Sojourner Truth’s “thirteen children” symbolize the arduous pain and grief Black women of Truth’s era faced. At one of the emotional climaxes of the speech, Truth states that she has given birth to thirteen children, and has seen “most all sold off to slavery,” causing her to “cr[y] out with [a] mother’s grief.” As Truth invokes the image of thirteen children being taken away from her, she highlights the immense grief that enslaved mothers were forced to bear in silence and solitude. The act of crying out in her grief was, in and of itself, revolutionary, since enslaved women could be beaten, raped, or even killed for expressing emotions. Slaveholders often claimed that the Black men and women whom they enslaved couldn’t feel emotions, since they were considered less than human. This cruel rhetoric allowed slaveholders to get away with torturing the men and women whom they considered to be their property. By claiming that she watched nearly thirteen of her own children ripped away from her, Truth externalizes the unbearable pain that enslaved women were forced to endure. This rhetorically and emotionally strengthens her argument not just for the abolition of slavery but for the immediate and irrevocable conferring of equal rights upon women of all races.
Importantly, thirteen is a symbolic number across many religions and cultures. It is sometimes considered especially lucky (or unlucky). There were thirteen people in total at the Last Supper, the final meal that Jesus Christ shared with his twelve apostles before his Crucifixion. Sojourner Truth invokes Christ several times throughout her speech, strengthening her feminist argument by claiming that man had no role in the creation or birth of Christ. The “thirteen children” she speaks of and the grief she felt as they were torn away from her may have a symbolic connection to Christ and his apostles, though no direct connection is made within the speech.
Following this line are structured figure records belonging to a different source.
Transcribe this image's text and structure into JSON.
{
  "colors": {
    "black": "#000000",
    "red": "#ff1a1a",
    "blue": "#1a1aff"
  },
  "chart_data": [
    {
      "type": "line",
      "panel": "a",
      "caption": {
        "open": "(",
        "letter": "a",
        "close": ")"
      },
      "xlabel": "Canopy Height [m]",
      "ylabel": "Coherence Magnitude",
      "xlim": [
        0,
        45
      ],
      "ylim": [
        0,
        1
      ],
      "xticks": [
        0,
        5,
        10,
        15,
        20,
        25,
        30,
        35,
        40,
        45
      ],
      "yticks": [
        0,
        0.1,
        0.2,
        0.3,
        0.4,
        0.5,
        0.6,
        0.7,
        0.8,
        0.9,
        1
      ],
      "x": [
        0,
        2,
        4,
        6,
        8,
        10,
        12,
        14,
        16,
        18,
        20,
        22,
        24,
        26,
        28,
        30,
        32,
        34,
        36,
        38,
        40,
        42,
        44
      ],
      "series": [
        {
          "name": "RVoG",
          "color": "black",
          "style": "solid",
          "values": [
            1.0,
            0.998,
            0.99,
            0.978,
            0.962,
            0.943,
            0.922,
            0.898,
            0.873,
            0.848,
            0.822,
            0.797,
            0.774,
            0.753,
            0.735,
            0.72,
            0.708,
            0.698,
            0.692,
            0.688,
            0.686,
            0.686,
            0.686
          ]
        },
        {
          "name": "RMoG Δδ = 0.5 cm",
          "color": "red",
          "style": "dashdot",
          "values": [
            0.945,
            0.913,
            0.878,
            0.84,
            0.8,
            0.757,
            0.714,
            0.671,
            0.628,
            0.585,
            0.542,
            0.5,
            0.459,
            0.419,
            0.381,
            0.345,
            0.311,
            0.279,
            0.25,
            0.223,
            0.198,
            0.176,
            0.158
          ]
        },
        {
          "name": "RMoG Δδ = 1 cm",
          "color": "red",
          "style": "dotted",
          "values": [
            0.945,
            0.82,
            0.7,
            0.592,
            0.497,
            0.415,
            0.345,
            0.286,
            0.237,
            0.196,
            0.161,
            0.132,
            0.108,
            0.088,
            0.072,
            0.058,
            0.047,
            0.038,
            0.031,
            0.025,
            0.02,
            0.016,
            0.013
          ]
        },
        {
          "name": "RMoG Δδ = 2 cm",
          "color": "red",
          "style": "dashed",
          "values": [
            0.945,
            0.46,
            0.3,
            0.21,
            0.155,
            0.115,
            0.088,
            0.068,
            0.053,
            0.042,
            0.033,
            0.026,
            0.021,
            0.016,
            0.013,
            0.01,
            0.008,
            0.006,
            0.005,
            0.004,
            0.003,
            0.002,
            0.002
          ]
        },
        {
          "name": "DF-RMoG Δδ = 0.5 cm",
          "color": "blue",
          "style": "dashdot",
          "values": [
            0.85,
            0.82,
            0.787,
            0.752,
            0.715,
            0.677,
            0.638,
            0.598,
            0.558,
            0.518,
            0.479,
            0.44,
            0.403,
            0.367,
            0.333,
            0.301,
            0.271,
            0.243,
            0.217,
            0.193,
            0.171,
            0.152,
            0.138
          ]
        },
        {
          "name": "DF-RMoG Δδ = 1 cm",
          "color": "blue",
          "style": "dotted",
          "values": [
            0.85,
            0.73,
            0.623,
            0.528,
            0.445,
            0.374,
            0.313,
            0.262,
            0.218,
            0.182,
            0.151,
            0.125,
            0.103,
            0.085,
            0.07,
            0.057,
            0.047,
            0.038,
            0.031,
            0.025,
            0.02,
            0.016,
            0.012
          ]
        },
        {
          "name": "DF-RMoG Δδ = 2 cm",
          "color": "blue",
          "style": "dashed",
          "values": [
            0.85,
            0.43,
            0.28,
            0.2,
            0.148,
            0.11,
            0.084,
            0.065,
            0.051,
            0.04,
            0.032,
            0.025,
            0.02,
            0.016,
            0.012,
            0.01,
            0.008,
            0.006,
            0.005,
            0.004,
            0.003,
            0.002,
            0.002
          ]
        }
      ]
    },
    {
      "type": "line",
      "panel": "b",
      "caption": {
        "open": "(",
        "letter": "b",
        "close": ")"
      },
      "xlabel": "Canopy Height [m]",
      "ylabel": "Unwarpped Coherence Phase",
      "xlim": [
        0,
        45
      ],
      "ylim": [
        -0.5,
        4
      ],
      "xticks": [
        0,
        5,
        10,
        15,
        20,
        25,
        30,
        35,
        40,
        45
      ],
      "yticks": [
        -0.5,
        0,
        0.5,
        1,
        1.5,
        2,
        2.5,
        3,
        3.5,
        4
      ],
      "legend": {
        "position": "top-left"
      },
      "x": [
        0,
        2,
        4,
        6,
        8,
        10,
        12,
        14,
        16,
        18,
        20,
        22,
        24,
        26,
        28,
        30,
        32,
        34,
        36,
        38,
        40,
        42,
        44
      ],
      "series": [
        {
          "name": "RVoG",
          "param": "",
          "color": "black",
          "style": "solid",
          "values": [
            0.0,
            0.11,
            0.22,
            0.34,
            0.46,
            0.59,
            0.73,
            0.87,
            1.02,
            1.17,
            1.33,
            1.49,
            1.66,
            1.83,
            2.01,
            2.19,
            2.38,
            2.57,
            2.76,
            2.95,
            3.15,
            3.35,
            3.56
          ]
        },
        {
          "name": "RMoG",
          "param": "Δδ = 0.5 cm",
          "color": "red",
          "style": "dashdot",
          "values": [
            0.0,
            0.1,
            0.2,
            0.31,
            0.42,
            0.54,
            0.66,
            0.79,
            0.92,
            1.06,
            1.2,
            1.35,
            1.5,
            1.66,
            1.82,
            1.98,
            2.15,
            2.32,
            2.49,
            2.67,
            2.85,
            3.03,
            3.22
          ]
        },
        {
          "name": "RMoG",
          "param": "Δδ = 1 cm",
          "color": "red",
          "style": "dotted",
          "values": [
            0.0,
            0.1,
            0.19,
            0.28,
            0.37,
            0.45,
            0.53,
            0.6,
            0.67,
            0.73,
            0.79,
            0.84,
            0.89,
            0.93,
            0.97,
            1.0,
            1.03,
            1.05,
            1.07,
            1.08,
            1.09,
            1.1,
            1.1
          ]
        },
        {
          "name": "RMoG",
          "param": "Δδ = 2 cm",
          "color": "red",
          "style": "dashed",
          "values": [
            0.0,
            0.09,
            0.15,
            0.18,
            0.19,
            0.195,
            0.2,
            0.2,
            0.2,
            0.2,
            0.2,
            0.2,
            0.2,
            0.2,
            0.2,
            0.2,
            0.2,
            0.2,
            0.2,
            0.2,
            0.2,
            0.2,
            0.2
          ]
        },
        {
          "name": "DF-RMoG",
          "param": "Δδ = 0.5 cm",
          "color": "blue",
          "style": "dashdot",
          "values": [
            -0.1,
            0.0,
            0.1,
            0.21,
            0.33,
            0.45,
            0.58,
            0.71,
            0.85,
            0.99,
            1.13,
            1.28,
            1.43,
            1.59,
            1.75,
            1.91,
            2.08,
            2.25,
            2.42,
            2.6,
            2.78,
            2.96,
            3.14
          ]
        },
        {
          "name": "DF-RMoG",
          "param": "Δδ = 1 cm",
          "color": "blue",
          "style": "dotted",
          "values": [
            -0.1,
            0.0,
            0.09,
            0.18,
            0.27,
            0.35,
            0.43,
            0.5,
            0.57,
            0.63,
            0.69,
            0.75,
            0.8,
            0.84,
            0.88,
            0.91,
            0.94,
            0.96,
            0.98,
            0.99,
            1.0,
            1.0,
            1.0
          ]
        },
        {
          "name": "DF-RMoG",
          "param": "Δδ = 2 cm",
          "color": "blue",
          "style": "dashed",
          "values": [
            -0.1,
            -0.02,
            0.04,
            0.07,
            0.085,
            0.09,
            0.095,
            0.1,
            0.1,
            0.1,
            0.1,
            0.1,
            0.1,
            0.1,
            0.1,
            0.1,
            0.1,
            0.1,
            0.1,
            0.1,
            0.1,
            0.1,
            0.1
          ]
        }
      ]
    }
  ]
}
It is significant to note that Truth’s “thirteen children” aren’t historically accurate—according to most historical records, Truth only gave birth to five children. She did watch as one of her children was sold off to a slaveholding family in the South, but she was reunited with her son after an abolitionist family in Ulster County helped Truth buy him back and set him free. Frances Gage—an abolitionist and white feminist who transcribed the version of “Ain’t I a Woman” that’s most commonly in circulation today—likely came up with the number thirteen on her own. It’s possible to see Gage as cheapening the very real traumas that Truth endured as an enslaved Black woman by purposefully expanding those traumas’ proportions to manipulate readers. There is a lot of controversy surrounding Gage’s transcript of the speech, and while the symbolism of the “thirteen children” is nevertheless weighty and poignant, many scholars consider Gage’s erasure of Truth’s actual experiences problematic.
The Thirteen Children Quotes in Ain’t I a Woman?
I have borne thirteen children, and seen most all sold off to slavery, and when I cried out with my mother's grief, none but Jesus heard me! And ain't I a woman?